Was gab’s noch? Sheila und Dave hatten sich getrennt, aber
nach zwei Wochen waren sie wieder zusammen, und jetzt sagt Sheila, dass sie sich bestimmt nie wieder trennen werden. Ja, glaub ich, und meine Mam ist auch ganz normal! Jedenfalls hatte Dave Schluss gemacht, weil er fand, dass sie sich an ihn hängt wie eine Klette und weil sie ihn nicht ermutigt hat, als er verkündete, dass er später sein Geld als Bergsteiger verdienen will. Dave ist wirklich total bescheuert. Als Bergsteiger! Wie soll das denn funktionieren? Wer bezahlt für so was? Warum sollte man so was machen? Was für einen Zweck hat das überhaupt? Mir kann es ja egal sein, aber Dave ist der faulste Typ, den ich kenne.

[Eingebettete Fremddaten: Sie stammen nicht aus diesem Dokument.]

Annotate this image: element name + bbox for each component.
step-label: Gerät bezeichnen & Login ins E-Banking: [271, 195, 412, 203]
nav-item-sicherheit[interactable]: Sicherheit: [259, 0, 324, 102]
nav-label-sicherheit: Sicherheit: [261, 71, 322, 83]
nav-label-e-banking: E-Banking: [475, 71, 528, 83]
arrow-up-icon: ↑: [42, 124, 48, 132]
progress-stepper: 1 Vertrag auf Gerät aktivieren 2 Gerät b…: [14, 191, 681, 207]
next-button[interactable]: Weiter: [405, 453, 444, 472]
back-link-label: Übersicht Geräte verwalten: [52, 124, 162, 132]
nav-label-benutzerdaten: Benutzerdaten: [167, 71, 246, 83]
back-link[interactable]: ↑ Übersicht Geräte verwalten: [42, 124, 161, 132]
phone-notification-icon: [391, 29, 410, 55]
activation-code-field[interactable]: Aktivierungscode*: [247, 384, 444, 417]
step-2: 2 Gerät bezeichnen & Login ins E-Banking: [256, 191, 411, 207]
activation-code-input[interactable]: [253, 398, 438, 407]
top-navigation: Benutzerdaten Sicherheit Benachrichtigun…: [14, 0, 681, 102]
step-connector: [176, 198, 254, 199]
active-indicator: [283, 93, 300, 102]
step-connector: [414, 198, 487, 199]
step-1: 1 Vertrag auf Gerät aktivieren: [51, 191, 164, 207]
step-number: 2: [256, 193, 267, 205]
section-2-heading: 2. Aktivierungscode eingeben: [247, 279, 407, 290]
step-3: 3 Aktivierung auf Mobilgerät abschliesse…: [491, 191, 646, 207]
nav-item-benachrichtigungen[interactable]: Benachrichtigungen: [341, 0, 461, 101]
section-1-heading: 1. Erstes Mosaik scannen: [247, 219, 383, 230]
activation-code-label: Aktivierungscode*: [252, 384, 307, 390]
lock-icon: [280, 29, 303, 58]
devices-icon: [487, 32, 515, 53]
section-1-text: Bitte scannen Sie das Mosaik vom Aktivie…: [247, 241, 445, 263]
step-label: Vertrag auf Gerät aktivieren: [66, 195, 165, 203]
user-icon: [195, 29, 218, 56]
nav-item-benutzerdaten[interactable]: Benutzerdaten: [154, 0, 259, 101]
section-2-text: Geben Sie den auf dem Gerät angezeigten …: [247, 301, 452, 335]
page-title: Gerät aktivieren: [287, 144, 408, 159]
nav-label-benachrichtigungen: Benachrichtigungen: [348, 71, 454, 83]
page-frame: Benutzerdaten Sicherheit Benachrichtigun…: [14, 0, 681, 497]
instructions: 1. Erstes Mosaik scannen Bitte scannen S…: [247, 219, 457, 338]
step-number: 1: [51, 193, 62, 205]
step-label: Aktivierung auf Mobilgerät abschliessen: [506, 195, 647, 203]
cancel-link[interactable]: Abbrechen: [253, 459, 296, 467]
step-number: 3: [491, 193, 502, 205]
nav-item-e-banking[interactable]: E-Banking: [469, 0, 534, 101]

Der würde sich nicht mal kratzen, wenn es jemand anders für ihn tun würde, und daheim, wenn es keiner mitkriegt, lässt er sich garantiert von seiner Mutter kratzen. Die sieht sowieso komisch aus und hat ständig ein feuchtes Taschentuch in der Hand. Jetzt will Dave immer noch Bergsteiger werden, und Sheila tut so, als fände sie das gut, weil ihre Mutter ihr gesagt hat, das sei bei Dave nur eine Phase. Sheila überlegt sich jetzt ernsthaft, ob sie Friseurin werden soll, statt wie früher nur darüber zu reden. Sie hat mir sogar eine Hochsteckfrisur gemacht. Ist nicht besonders geworden, meine Haare waren ganz verfilzt, und ich habe Kopfschmerzen bekommen, aber sie ist schließlich Anfängerin und hat noch keine Ausbildung, also kann man noch nichts sagen.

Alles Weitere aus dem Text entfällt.